I have general question on how to end the test (gracefully) and also how to implement a watchdog timer that detects hangs in the RTL. I believe both these threads (that looks for graceful termination) and the watchdog time should run in parallel.

My environment has, 3 active (primary) interfaces that can inject any number of request packets and 2 reactive interfaces that can respond to DUT (w/wo delays) and 2 output interfaces.

Graceful termination:
Let us say the packets that I intend to inject into the RTL may/may not be equal to the number of output packets. Also, considering the delays in injecting the requesting packets and receiving the packets due to possible stalls/bubbles in the environment, how do I implement the end of test. As, I cant simply drop the objection after injecting all the request packets as they will take time to come out of the RTL based on various delay configurations.

Watchdog timer:
How to implement a watchdog timer that can also be configured ?

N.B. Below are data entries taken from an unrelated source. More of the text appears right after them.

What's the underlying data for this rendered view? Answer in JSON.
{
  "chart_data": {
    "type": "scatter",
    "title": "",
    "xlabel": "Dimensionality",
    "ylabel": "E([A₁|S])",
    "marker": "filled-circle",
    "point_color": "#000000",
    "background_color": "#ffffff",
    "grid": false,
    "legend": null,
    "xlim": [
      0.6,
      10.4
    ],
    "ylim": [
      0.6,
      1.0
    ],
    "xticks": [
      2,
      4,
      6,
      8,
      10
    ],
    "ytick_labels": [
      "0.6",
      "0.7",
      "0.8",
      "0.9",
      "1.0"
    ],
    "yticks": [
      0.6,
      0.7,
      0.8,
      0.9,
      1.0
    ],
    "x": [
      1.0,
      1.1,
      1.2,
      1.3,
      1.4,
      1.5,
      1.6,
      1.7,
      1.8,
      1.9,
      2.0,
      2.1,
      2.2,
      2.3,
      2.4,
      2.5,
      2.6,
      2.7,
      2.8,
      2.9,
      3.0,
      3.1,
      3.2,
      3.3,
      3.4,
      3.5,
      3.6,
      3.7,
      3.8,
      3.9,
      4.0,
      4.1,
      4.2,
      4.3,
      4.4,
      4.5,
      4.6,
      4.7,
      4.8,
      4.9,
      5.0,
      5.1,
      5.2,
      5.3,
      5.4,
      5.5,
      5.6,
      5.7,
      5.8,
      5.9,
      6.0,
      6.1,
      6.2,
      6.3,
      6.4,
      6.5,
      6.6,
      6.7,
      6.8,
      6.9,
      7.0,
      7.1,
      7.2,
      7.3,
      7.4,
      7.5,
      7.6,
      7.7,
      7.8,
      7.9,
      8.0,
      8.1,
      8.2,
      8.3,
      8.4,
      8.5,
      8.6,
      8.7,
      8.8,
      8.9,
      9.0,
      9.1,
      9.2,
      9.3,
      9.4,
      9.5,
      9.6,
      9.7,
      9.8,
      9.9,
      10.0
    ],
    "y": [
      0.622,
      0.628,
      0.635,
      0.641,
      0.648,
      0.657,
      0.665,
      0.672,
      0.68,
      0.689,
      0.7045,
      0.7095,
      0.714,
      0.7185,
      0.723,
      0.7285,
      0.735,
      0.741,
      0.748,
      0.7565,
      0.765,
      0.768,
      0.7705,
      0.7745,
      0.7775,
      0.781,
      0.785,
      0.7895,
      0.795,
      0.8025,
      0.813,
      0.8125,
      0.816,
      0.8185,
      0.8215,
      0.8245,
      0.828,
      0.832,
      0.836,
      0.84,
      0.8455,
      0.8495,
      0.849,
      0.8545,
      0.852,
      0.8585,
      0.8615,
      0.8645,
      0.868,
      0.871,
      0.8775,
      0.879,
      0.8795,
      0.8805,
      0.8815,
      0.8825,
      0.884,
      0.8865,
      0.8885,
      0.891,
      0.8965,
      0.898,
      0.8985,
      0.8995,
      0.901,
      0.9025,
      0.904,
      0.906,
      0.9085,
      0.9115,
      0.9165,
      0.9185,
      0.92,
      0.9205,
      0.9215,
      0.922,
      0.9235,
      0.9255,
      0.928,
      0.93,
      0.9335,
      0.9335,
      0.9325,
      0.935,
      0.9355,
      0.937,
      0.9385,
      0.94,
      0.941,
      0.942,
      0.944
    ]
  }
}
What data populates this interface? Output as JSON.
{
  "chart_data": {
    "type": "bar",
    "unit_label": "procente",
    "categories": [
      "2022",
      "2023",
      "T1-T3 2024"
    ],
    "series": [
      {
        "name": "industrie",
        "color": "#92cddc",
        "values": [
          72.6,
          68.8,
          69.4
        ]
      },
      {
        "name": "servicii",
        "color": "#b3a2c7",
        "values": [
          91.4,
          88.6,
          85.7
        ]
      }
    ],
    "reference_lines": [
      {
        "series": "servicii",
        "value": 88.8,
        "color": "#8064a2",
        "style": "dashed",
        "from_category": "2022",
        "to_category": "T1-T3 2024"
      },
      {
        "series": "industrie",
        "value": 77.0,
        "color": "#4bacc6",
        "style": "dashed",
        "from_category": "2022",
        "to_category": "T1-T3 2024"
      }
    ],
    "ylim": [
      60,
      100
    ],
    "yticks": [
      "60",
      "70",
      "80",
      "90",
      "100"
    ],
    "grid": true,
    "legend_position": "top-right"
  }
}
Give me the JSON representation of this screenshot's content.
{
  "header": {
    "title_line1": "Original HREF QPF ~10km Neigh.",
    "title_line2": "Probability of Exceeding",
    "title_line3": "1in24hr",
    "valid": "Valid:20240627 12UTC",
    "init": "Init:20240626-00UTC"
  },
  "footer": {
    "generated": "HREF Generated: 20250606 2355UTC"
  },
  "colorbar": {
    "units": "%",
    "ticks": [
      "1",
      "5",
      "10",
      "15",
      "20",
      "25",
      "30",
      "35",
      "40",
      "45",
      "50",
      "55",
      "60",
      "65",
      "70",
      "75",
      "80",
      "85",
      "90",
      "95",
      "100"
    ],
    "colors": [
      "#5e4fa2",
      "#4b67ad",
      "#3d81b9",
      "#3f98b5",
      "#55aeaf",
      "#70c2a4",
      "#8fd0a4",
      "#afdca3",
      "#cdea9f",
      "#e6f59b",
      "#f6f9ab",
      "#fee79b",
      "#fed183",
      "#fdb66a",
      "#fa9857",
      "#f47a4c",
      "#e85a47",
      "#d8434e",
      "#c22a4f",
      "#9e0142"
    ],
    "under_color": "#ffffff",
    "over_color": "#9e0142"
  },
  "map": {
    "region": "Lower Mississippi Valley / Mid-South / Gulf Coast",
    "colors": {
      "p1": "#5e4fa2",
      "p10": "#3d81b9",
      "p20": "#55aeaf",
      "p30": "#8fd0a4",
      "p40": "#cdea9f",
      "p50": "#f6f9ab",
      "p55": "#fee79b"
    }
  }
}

Can anyone give me an idea of how to implement these sort of things, possibly with a snippet of code ?

Thanks,
Madhu

In reply to mseyunni:

UVM provides an objection mechanism to finish tests in an ordered manner.
Objections can be implemented in components like the test or in sequences.

In reply to mseyunni:

Hi Madhu,
There are multiple cases. I am trying to describe the situation where you can drop objections…

  Best Case : No drop of packets   
     - At scoreboard, try predicting the number of output packets for the injected
       packets. Once all have been received , you may drop the objection. 

     - If say, number of packet prediction is non-deterministic, 
           Try to reconstruct the payload from the received set of packets. 
           On periodic limits, you can match the received payload vs injected 
           payload. Once all have been matched, you may drop the objection.
          
     - You may probe DUT's internal signals to know if packets are still residing in DUT.

     - Certain designs have pkt counters, which you can keep reading via host interface
       at regular intervals to know the status and then drop the objection. 

  Worst Case: Drop of packets occurs...
      - A simple global timeout can be kept in the top module.
        initial #(No_of_pkts*Worst_Case_Delay) $fatal_error  ... etc   

      - Null packets(Non-Payload) : some protocols may mandate to keep sending null 
        packets b/w payload packets to keep the connection/link active, in such cases, 
        have a limit on the number of maximum allowed Null packets. 

+Shri

In reply to rshrig:

Hi Shri,

Thank you for the ideas. I thought about the packet prediction, which is not that trivial in my case as it depends on some calculations based on the reactive response generators, basically modelling what the RTL does (effectively). Also, probing the DUT may not help in cases, where DUT had sent out all the packets, but are held in the response generators and if my configuration had large delays in processing the request packets, I do not want to drop the objection, so trying to understand what the best solution would be to consider all the cases of best & worst case delays.